球団史上最強の「左の大砲」になった。DeNA筒香嘉智外野手(24)が、東京ドーム今季初本塁打をマークした。5回1死、巨人今村から左中間席に35号ソロを見舞った。左打者では、1950年の藤井勇を抜き66年ぶりに球団最多記録を更新。2安打2打点の主砲を中心にチームが機能。梶谷が4安打3打点、守護神山崎康も7戦ぶりのセーブを挙げた。東京ドームでの連敗を6で止め、2位巨人とのゲーム差を4・5に詰めた。

 もはや見慣れた光景になってきた。筒香が悠々とダイヤモンドを周回した。4点リードの5回1死。梶谷の右翼ポール直撃の3ランで流れはできた。押せ押せムードの中、静かに打席に入る。カウント1-1からの3球目、高めに浮いた直球にバットを合わせた。打球は左中間席に。敵地で球界最高峰の1発を見せつけた。左打者限定ながら球団記録を更新する35号に「前の打者が必死につないでくれた。その流れで僕も打たせてもらった」と感謝した。

 かすかな異変も一振りで一蹴した。試合直前のシートノックを回避。本人は「特に何も」とけむに巻いたが、疲労を考慮されたものとみられる。予定通りスタメンに名を連ねると、3回2死一、三塁の第2打席で右翼線に適時二塁打を放ち、チームに8月2日阪神戦以来8戦ぶりの先制点をもたらした。「ここ2戦はチャンスをつぶしていた。自分が流れを断ち切っていた。今日は結果につながって良かった」と本塁打よりも先制打を重視した。

 ライバルが不在の間に着々と差を縮めた。この日の2打点で打点トップのヤクルト山田(84打点)まで2打点に迫った。自らが先を行く本塁打は、2本差に広げ“2冠”到達は目前。ただ、個人記録には一切の興味を示さず「自分の数字どうこうよりもチームが勝つことが一番大事。個人記録は見ていない」とフォア・ザ・チームの精神だけを強調した。

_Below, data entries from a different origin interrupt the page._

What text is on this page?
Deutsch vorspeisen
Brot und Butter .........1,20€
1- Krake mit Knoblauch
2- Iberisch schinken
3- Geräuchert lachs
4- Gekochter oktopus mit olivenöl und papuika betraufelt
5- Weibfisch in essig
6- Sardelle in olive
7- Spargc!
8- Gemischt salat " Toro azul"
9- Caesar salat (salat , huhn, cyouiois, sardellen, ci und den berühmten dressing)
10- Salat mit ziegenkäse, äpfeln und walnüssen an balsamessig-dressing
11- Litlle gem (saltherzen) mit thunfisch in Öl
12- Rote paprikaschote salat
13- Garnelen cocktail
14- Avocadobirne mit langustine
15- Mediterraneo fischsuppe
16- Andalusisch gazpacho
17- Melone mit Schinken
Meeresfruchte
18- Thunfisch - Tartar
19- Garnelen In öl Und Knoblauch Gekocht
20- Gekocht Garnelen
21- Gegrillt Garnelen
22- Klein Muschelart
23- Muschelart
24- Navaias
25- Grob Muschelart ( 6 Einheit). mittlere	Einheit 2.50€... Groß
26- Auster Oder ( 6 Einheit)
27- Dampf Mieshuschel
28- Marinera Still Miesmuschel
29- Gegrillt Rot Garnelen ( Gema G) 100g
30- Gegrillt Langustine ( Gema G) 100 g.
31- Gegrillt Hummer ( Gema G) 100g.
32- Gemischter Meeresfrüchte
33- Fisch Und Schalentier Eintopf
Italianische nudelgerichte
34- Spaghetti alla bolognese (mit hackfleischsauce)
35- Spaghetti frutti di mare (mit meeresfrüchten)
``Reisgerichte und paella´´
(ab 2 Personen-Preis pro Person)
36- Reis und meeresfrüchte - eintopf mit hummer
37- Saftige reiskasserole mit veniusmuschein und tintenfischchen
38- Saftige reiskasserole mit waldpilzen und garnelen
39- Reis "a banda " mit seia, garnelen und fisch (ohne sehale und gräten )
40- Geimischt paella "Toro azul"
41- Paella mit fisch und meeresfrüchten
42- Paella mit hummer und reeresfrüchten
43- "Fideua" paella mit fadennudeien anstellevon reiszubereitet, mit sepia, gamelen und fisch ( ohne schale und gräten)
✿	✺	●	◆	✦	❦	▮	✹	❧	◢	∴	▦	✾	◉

 2位巨人との直接対決で3連敗を阻止し、今日12日からは首位広島を本拠地に迎える。「シーズン通して負けていい試合は1試合もない。全部の試合が大事。どの試合も勝ちに行く」と筒香。クライマックスシリーズ(CS)進出条件の“銅メダル”を目指しているわけではない。1つでも上、1勝でも多く、最後まで全力でぶつかっていく。【為田聡史】

 ◆藤井勇メモ プロ野球初年度の36年にタイガースへ入団した左投げ左打ちの外野手。36年5月4日セネタース戦で野口明からランニング本塁打を放ち、これがプロ野球の第1号だった。46年にパシフィック、50年に大洋へ移籍。大洋には58年まで9年間在籍し、50年に誕生した同球団の初代4番打者。50年は打率3割2分7厘、34本塁打、122打点と、自身最高の成績をマーク。55年には兼任監督を務めるも、セ記録の99敗(31勝)を喫して監督は1年限り。58年に現役引退。通算146本塁打したが、プロ野球第1号となった初アーチは19歳、最後の本塁打は41歳で打っている。